Chuck himself opened the door, a telephone at his ear. He tapped on the back of a chair and gestured for me to sit. He seemed wholly unsurprised to see me.
The office consisted of a room with space for a couple of desks and a few filing cabinets. Sheetrock walls were decorated with posters of Sachin Tendulkar and Brian Lara, the greatest batsmen in the world. A strumming sound drifted through from a guitar instructor next door. Chuck winked at me as he dealt with his call. “It’s my wife,” he mouthed. He wore an open-collared shirt and neatly creased trousers that spilled generously over sneakers. I noticed for the first time a couple of large gold rings on his fingers and, running in the dark hair beneath his throat, a necklace’s gold drool.

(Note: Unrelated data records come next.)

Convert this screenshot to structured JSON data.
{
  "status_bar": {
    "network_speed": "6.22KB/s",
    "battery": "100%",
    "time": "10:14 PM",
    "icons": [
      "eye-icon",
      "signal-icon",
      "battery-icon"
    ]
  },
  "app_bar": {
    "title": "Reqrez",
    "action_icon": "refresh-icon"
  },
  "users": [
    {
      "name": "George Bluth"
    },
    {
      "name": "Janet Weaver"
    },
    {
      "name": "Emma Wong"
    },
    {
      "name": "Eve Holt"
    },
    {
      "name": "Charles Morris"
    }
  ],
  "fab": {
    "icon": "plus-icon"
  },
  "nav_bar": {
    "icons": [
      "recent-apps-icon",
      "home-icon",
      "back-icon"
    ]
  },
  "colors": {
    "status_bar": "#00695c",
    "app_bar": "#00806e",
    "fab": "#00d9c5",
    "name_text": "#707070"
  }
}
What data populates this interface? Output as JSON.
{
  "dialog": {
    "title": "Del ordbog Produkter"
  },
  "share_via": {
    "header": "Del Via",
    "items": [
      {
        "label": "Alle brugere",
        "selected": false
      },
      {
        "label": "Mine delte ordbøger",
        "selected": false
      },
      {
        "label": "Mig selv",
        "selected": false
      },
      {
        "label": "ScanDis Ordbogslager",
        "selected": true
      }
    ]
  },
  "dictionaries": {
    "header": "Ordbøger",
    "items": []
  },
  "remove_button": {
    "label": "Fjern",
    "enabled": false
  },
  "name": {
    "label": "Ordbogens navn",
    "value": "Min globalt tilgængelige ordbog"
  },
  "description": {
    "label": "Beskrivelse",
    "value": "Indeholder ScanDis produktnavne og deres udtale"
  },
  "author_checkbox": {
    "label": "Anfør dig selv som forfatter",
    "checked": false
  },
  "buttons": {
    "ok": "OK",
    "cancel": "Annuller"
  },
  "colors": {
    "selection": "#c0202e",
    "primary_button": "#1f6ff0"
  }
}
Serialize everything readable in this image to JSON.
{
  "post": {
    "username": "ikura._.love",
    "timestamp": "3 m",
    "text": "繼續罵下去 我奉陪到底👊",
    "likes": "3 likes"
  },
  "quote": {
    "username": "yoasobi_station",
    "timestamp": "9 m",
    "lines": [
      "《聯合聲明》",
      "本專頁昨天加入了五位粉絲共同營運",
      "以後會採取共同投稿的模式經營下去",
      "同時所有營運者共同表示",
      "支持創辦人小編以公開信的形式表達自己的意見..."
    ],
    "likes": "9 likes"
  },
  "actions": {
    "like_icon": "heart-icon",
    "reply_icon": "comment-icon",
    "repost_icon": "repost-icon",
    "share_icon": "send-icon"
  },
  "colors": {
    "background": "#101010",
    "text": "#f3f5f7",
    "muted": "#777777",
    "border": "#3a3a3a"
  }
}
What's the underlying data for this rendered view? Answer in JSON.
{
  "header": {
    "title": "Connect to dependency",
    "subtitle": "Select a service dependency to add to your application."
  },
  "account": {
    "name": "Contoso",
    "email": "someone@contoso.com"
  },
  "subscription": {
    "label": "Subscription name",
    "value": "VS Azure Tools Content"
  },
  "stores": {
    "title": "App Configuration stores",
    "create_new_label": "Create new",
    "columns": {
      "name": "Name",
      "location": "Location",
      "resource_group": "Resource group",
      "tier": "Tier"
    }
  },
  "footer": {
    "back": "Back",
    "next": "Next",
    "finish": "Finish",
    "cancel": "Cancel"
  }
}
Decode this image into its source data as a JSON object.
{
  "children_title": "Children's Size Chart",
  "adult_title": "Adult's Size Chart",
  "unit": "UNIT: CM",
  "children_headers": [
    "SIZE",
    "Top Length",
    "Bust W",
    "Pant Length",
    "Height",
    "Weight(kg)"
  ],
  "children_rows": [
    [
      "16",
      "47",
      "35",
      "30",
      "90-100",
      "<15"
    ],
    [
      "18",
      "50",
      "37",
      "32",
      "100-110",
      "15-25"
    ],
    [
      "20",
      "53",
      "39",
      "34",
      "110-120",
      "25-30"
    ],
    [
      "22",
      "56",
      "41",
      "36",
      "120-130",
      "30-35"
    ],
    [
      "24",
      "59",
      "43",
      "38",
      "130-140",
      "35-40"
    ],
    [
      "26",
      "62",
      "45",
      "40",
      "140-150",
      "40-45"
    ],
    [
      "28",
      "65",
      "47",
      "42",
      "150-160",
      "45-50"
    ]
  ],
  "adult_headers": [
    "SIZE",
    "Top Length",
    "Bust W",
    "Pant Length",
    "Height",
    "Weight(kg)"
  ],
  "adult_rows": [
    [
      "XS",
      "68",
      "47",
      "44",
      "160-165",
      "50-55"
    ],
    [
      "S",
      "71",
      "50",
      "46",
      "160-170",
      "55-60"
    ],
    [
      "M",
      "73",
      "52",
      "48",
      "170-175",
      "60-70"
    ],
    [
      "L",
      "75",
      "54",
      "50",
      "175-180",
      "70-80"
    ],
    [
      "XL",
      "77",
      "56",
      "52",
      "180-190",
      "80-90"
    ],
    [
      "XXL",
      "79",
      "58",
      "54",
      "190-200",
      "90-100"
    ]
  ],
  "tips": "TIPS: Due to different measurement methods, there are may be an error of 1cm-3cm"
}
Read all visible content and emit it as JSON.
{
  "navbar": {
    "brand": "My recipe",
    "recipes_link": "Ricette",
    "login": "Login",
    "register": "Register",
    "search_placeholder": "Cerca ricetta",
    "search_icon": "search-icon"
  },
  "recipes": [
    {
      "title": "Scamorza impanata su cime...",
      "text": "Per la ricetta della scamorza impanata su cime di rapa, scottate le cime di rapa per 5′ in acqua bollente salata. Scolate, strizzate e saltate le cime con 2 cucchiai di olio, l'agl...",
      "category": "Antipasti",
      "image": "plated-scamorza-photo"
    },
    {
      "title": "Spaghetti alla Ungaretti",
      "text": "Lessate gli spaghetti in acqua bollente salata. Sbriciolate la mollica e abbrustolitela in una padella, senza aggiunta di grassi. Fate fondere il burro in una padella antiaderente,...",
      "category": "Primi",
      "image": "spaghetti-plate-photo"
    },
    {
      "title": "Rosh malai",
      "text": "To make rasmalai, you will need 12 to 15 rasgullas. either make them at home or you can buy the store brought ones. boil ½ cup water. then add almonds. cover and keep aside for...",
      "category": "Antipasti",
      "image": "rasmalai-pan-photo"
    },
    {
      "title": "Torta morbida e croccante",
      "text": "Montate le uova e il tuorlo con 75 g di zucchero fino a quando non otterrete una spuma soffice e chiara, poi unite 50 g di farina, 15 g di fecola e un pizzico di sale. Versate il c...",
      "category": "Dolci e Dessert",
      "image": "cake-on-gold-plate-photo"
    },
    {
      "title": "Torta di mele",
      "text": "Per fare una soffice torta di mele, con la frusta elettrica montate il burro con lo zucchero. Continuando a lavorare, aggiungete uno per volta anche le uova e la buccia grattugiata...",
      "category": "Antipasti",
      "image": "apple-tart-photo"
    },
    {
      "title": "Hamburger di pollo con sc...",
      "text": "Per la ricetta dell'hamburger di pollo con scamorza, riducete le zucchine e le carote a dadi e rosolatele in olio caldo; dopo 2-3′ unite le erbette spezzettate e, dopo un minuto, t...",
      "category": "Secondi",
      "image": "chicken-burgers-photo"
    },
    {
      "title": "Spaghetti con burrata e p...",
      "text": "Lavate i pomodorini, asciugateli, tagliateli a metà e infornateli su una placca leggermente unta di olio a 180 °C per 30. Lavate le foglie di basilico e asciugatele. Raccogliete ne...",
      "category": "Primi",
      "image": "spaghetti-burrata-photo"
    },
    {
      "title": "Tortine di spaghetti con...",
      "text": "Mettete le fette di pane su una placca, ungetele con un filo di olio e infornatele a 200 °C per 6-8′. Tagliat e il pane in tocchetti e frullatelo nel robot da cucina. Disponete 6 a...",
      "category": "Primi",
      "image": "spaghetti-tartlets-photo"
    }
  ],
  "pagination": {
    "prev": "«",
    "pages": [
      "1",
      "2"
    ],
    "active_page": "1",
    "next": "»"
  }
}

I was startled, in the midst of these impressions, by a strange whistling sound. The whistling was followed, after a few seconds’ pause, by a fresh sequence of chirps, and then by a popping like the pop of a bouncing Ping-Pong ball.
Chuck passed over a CD case. We were listening to Disc Two of Bird Songs of California: Olive-Sided Flycatcher through Varied Thrush.
As I waited for Chuck to finish his phone call, the muffled guitar music and the birdsong were joined by the ringing of a phone from the other adjoining office. A male voice sounded loudly: “Hello?” The voice came through again: “I’m not a mind reader. I can’t read your mind.” A pause. “Stop it. Just stop it. Would you please just stop it.” Another pause. “Fuck you, all right? Fuck you.” I lowered my eyes. Paper glue traps for mice, baited with peanut butter and bearing the words ASSURED ENVIRONMENTS, littered the space under the radiators.